The point I’m making is that we’ve already lost sight of the moral question in favor of survival. The above scenarios would be answered the same way by someone willing to steal the bread, whether the bread was stolen or being offered for free; and this is the point that John Dewey makes in saying that the “means” are in fact the “ends.”
An important point that John L. Mothershead makes in his Ethics: Modern Conceptions of Right (1955; 2nd ed. 1967), is that right and wrong aren’t true or false questions. What he means by this is not relative morality, but that one person can’t judge the moral expression and understanding of another (Rom. 14:5). If the Greeks considered burial a proper way to honor deceased relatives and friends, they can’t accuse the Persians of disrespect for leaving theirs above ground.
The way this relates to our question is to point out that, if a person is willing to steal bread, then he can claim that he’s still ethical. But nor moral.
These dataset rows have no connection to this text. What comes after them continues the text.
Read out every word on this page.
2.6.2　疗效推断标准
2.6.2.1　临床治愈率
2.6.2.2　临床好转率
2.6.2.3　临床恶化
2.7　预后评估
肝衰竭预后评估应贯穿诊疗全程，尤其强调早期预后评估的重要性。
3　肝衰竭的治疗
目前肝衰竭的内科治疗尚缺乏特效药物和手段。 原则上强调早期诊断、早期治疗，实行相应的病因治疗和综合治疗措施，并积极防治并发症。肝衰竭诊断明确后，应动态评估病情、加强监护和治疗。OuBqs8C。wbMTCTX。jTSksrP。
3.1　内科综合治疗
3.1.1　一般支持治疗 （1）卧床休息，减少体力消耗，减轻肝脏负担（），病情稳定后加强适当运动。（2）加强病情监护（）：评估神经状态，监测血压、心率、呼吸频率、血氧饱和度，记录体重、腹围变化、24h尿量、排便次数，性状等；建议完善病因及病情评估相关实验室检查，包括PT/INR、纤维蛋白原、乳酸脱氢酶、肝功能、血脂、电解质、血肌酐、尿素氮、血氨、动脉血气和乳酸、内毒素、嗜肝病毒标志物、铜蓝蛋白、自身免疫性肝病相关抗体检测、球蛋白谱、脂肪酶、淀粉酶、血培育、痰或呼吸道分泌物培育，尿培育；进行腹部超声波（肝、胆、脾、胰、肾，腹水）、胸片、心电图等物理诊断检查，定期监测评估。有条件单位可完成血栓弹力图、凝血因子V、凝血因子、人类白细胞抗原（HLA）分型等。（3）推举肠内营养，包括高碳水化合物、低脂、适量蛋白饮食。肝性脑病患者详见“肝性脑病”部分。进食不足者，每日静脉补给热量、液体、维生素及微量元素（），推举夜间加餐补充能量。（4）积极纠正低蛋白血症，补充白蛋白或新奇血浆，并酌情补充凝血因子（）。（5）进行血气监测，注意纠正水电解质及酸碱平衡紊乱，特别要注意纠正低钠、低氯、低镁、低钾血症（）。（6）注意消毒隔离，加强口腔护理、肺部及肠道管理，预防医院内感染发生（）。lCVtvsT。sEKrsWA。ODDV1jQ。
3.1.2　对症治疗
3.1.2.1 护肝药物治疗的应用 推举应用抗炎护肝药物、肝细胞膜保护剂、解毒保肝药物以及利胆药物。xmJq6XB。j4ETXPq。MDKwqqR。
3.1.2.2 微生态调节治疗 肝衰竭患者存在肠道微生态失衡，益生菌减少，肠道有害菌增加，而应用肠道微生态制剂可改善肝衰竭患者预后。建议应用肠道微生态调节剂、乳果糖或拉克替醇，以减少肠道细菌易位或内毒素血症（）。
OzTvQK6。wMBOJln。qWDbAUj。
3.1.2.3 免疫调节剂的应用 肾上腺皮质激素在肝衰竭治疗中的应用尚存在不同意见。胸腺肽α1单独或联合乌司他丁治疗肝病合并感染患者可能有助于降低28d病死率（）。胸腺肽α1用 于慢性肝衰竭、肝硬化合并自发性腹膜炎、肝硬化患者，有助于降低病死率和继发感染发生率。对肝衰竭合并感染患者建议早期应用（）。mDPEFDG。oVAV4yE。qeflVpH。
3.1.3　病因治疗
Because with respect to principles, he has placed a utilitarian value on his actions, rather than a moral one. To prove this and point out the inconsistency, we can easily ask a question in the vein of “Sophie’s Choice”: would such a person steal bread from one of his family members (who would then starve) to feed another?
This is very similar to the “Trolley Problem,” although that’s different because the action of changing the course of the trolley is debatably right or wrong (or the whole action/outcome is, which makes it an excellent example). Here, we’ve presumed that theft, which is defined as wrongful taking, is an immoral action, at least when unnecessary.
In conclusion, it’s usually difficult to speak in universals, which is why it’s wise to rarely resort to them as it can often confuse and produce inflexibility.